Black is 27 years old. He has attended three Olympics and won two medals at the world championships last year. Jade Carey, who won an Olympic gold medal and three medals at the world championships last year, is 23. Jordan Chiles, who won three medals at the world championships last year, is 22.

Like Biles, Carey and Chiles can jump higher and farther from the vault to get a good score for execution and do more twists to get a better score for difficulty. On the other hand, Chinese women gymnasts, who tend to be less muscular, haven’t won a world championship or Olympic vault medal in over a decade.

O’Beirne said that some sports officials still worry about how skinny gymnasts are. She said that a USA Gymnastics official talked about an up-and-coming gymnast and said she had “the international look,” which has been a code word for thin for years. O’Beirne said, “I laughed out loud because I thought he was joking.” “It never occurred to him that this was a bad sentence.”

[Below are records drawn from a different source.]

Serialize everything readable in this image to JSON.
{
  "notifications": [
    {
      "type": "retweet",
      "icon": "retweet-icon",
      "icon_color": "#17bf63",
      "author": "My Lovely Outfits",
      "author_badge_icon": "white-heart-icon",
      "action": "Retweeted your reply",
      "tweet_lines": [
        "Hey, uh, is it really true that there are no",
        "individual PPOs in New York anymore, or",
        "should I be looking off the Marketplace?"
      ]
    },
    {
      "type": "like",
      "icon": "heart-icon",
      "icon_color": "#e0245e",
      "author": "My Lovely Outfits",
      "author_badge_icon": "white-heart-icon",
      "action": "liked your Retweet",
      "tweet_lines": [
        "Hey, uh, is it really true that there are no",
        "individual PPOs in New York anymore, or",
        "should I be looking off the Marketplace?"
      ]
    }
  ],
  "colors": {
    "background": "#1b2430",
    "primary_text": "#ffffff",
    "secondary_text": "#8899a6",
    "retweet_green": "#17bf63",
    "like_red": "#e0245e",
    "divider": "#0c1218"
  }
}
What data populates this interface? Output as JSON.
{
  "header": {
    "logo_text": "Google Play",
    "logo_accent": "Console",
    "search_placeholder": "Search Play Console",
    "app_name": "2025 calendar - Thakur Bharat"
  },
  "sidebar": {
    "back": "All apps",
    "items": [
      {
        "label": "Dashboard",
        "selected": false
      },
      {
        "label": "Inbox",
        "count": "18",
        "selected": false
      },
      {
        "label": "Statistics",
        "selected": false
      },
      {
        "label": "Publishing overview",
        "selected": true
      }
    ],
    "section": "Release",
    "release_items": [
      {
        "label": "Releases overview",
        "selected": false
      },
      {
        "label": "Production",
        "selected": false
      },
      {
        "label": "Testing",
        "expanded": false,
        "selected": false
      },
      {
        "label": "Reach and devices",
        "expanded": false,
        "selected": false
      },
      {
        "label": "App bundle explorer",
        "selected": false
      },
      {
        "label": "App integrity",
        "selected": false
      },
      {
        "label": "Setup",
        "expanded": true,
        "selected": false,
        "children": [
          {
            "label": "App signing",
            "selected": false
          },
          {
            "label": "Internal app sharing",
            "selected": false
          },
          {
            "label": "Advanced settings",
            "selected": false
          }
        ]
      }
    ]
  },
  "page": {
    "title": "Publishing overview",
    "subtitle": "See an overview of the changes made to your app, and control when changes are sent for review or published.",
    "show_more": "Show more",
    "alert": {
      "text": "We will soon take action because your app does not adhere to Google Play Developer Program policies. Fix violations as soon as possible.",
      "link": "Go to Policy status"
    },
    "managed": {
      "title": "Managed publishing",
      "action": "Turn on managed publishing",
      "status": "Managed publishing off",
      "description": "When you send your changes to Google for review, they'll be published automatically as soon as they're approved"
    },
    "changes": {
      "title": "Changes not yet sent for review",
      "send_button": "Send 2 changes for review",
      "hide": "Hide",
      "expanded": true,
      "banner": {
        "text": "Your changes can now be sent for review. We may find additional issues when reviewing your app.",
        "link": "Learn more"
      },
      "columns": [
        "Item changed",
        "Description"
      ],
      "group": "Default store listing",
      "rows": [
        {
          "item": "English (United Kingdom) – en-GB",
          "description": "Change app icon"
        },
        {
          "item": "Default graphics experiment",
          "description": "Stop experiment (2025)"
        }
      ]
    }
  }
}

She said that gymnasts now see much more of the outside world. “College athletes’ pride in their bodies is something we didn’t see before,” she said. “Social media helped them because they were like, ‘Oh, I’m so hot. I’m going to post a bunch of pictures of my butt because I worked hard for it, and it looks great.'” On the one hand, yes, male gaze, etc. But back in the day, people who looked like that would have been called fat and kicked off a team. And they don’t now.”